New Book – Lake Dungeoneva
How It All Started…,
Glad you asked. Over the next few weeks I’m going to start posting on Lake Dungeoneva. Insights, inspirations, everything to give you, the reader, a better idea of what the book is about. It begins here. If you read the first post for ‘Roswell: Book Of The Dead‘ – and I hope you did – you’re already one step ahead here.
Lake Dungeoneva was inspired by a trip my wife and I took in the fall of 2021. I’m originally from Belvidere, Illinois, but now live in Albuquerque, New Mexico. We try to visit northern Illinois and southern Wisconsin at least once a year, time permitting.
On this particular trip, we flew into Chicago, drove to Freeport, Illinois, to visit family, and then continued north into Wisconsin, exploring Milwaukee, Madison, the Wisconsin Dells, Lake Geneva, and everywhere in between.
We typically follow our usual routine: hitting as many destinations as possible during our limited time, cramming everything in, and then flying back to Albuquerque. This time, however, something about the Wisconsin Dells and surrounding area—especially Lake Geneva—sparked my imagination.
Lake Geneva holds a special place in the wargaming and tabletop RPG community as the birthplace of wargaming and Dungeons & Dragons, which I’ve been playing since around 1979. One of the first things I did as a teenager with a driver’s license was make the pilgrimage to Lake Geneva to spend my hard-earned McDonald’s paycheck on games and miniatures at the world-famous Dungeon Hobby Shop. I still game to this day, and I still have everything in my collection that I bought from that shop.
For me, this was more than a trip to a store in some city — it was a pilgrimage, a spiritual experience. This was ground zero for gaming, and I respected it as such, even as a kid.
I remember one trip in particular…,
I arrived at Lake Geneva, parked, and walked to the shop. Taped to the door was a xeroxed piece of paper advertising a cat for adoption—Ernie Gygax’s cat! I spent a good deal of time perusing all the store had to offer, walked up to the counter with a handful of gaming booty, and inquired about the cat.
“Is the cat still available?” I asked the cashier.
“Uh, alas, no, she’s been adopted. But Ernie’s upstairs—Gary might be too.”
Honestly, I don’t know what I would’ve done if the cat was available. I’m sure I would’ve taken her, I was that kind of guy, still am, I love animals. My parents wouldn’t have been happy but, hell, I would’ve had a Gygax pet!
This was during a time when, if I remember correctly, the TSR offices were located above the shop.
The cashier looked at me expectantly, waiting for me to ask about Gary and Ernie — the equivalent of Zeus and Apollo in the gaming world.

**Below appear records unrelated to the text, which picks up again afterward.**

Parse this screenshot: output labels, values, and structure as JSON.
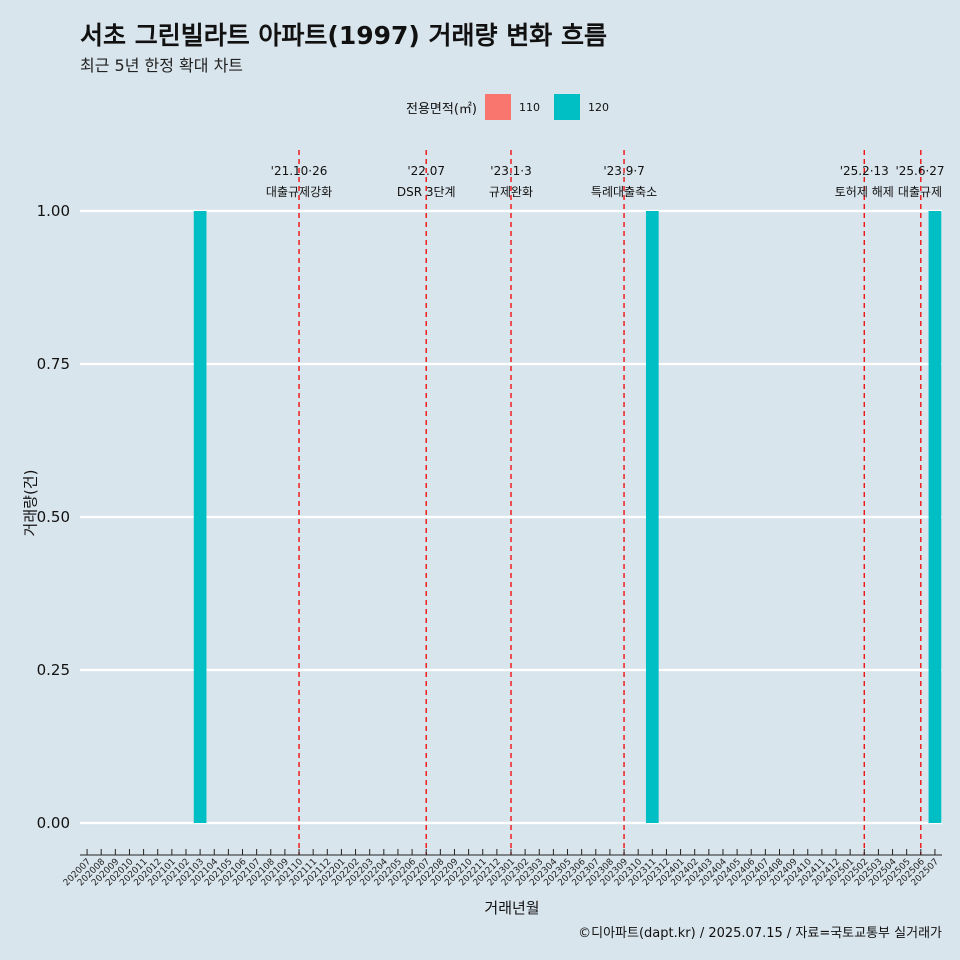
{
  "title": "서초 그린빌라트 아파트(1997) 거래량 변화 흐름",
  "subtitle": "최근 5년 한정 확대 차트",
  "caption": "©디아파트(dapt.kr) / 2025.07.15 / 자료=국토교통부 실거래가",
  "legend": {
    "title": "전용면적(㎡)",
    "items": [
      {
        "label": "110",
        "color": "#f8766d"
      },
      {
        "label": "120",
        "color": "#00bfc4"
      }
    ]
  },
  "chart_data": {
    "type": "bar",
    "xlabel": "거래년월",
    "ylabel": "거래량(건)",
    "ylim": [
      0,
      1
    ],
    "y_ticks": [
      "0.00",
      "0.25",
      "0.50",
      "0.75",
      "1.00"
    ],
    "grid": "horizontal",
    "legend_position": "top",
    "categories": [
      "202007",
      "202008",
      "202009",
      "202010",
      "202011",
      "202012",
      "202101",
      "202102",
      "202103",
      "202104",
      "202105",
      "202106",
      "202107",
      "202108",
      "202109",
      "202110",
      "202111",
      "202112",
      "202201",
      "202202",
      "202203",
      "202204",
      "202205",
      "202206",
      "202207",
      "202208",
      "202209",
      "202210",
      "202211",
      "202212",
      "202301",
      "202302",
      "202303",
      "202304",
      "202305",
      "202306",
      "202307",
      "202308",
      "202309",
      "202310",
      "202311",
      "202312",
      "202401",
      "202402",
      "202403",
      "202404",
      "202405",
      "202406",
      "202407",
      "202408",
      "202409",
      "202410",
      "202411",
      "202412",
      "202501",
      "202502",
      "202503",
      "202504",
      "202505",
      "202506",
      "202507"
    ],
    "series": [
      {
        "name": "110",
        "color": "#f8766d",
        "values": [
          0,
          0,
          0,
          0,
          0,
          0,
          0,
          0,
          0,
          0,
          0,
          0,
          0,
          0,
          0,
          0,
          0,
          0,
          0,
          0,
          0,
          0,
          0,
          0,
          0,
          0,
          0,
          0,
          0,
          0,
          0,
          0,
          0,
          0,
          0,
          0,
          0,
          0,
          0,
          0,
          0,
          0,
          0,
          0,
          0,
          0,
          0,
          0,
          0,
          0,
          0,
          0,
          0,
          0,
          0,
          0,
          0,
          0,
          0,
          0,
          0
        ]
      },
      {
        "name": "120",
        "color": "#00bfc4",
        "values": [
          0,
          0,
          0,
          0,
          0,
          0,
          0,
          0,
          1,
          0,
          0,
          0,
          0,
          0,
          0,
          0,
          0,
          0,
          0,
          0,
          0,
          0,
          0,
          0,
          0,
          0,
          0,
          0,
          0,
          0,
          0,
          0,
          0,
          0,
          0,
          0,
          0,
          0,
          0,
          0,
          1,
          0,
          0,
          0,
          0,
          0,
          0,
          0,
          0,
          0,
          0,
          0,
          0,
          0,
          0,
          0,
          0,
          0,
          0,
          0,
          1
        ]
      }
    ],
    "annotations": [
      {
        "x": "202110",
        "date": "'21.10·26",
        "label": "대출규제강화"
      },
      {
        "x": "202207",
        "date": "'22.07",
        "label": "DSR 3단계"
      },
      {
        "x": "202301",
        "date": "'23.1·3",
        "label": "규제완화"
      },
      {
        "x": "202309",
        "date": "'23.9·7",
        "label": "특례대출축소"
      },
      {
        "x": "202502",
        "date": "'25.2·13",
        "label": "토허제 해제"
      },
      {
        "x": "202506",
        "date": "'25.6·27",
        "label": "대출규제"
      }
    ]
  }
}
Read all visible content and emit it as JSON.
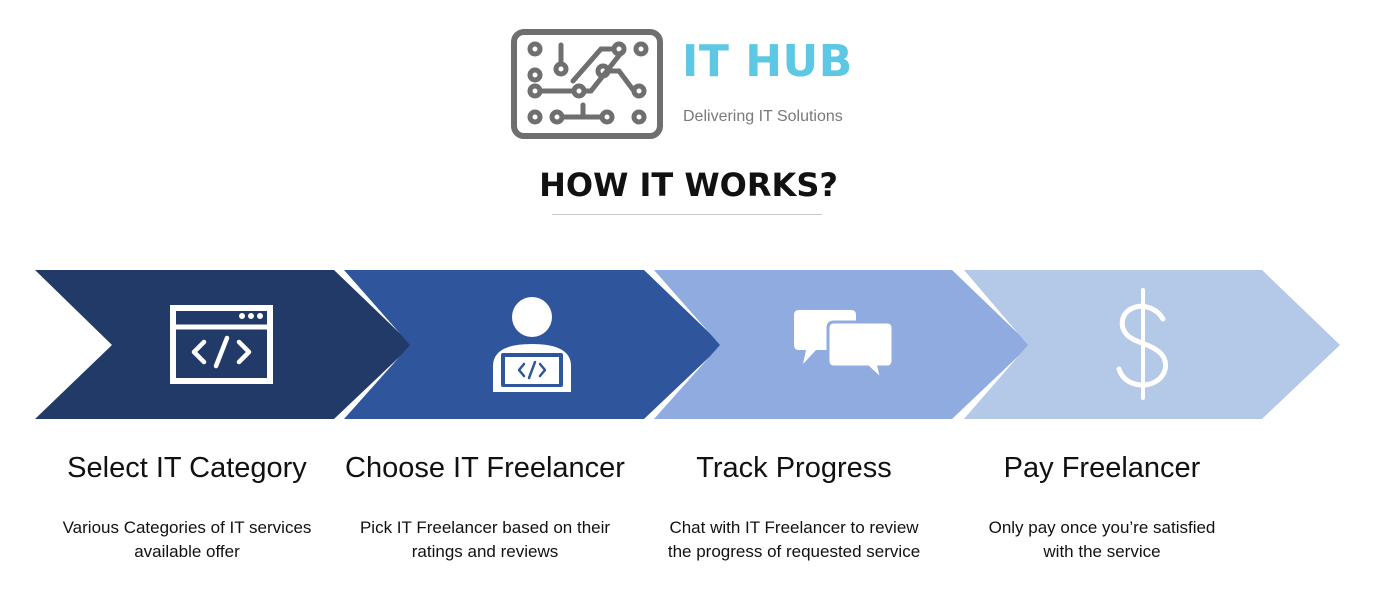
{
  "brand": {
    "name": "IT HUB",
    "tagline": "Delivering IT Solutions",
    "icon": "circuit-board-icon",
    "accent_color": "#5cc8e3"
  },
  "heading": "HOW IT WORKS?",
  "steps": [
    {
      "title": "Select IT Category",
      "description": "Various Categories of IT services available offer",
      "icon": "code-window-icon",
      "color": "#223a68"
    },
    {
      "title": "Choose IT Freelancer",
      "description": "Pick IT Freelancer based on their ratings and reviews",
      "icon": "developer-laptop-icon",
      "color": "#2f569c"
    },
    {
      "title": "Track Progress",
      "description": "Chat with IT Freelancer to review the progress of requested service",
      "icon": "chat-bubbles-icon",
      "color": "#8fabdf"
    },
    {
      "title": "Pay Freelancer",
      "description": "Only pay once you’re satisfied with the service",
      "icon": "dollar-icon",
      "color": "#b4c8e8"
    }
  ]
}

I was sixteen, maybe seventeen, a small-town kid who was naive and shy.
I never asked to meet them, though I should have, that I regret not doing. Both men have passed away. Knowing how friendly and down to Earth they were, especially with fans and fellow gamers, I have no doubt they would’ve taken a break from work and come downstairs to meet me.
I eventually met Gary Gygax in the late ’80s at a bookstore/gaming store in Rockford. He was signing autographs, and I was the only person there. My father and I spent about half an hour with him, just shooting the breeze about everything from games to books to movies. Gary was amazing.
In 2022, I had the pleasure of interviewing Ernie Gygax for a series of articles I wrote about the intersection of music and gaming for New Noise Magazine. I consider that series among the best work I’ve done to date.
Anyway, I digress. Back to the book, Lake Dungeoneva.
During our 2021 trip, I stood looking out at Geneva Lake and wondered what secrets might lie beneath its surface — secrets no one knows about, secrets that were deliberately hidden away from prying eyes. What if they were arcane and eldritch in origin?
Lining the shores on both sides of the lake are mansions owned by the famous and mega-wealthy. I thought to myself, “what kind of secrets did they harbor? What if past owners conducted occult rituals inside them or had powerful connections to government and military entities, both foreign and domestic?”
That thought alone was it, that’s all I needed to begin another book.
When our vacation ended and we returned home, I started writing. My head was filled with ideas. Roswell: Book Of The Dead was still very much a work in progress—I wasn’t even close to finishing it—and yet here I was, writing something new. I still wasn’t sure what it would become.
That’s how Lake Dungeoneva began. About eighteen months later, I took the book’s creative direction in a new direction and decided to tie it together with Roswell: Book Of The Dead. Until then, it had been a standalone project.
In the coming weeks, I’ll discuss how I developed some of the stories within Lake Dungeoneva, how I decided to include some of my own personal paranormal experiences in the book, and how music and movies (‘Poltergeist’ and ‘Late Night with the Devil,’ for example) provided inspiration as well.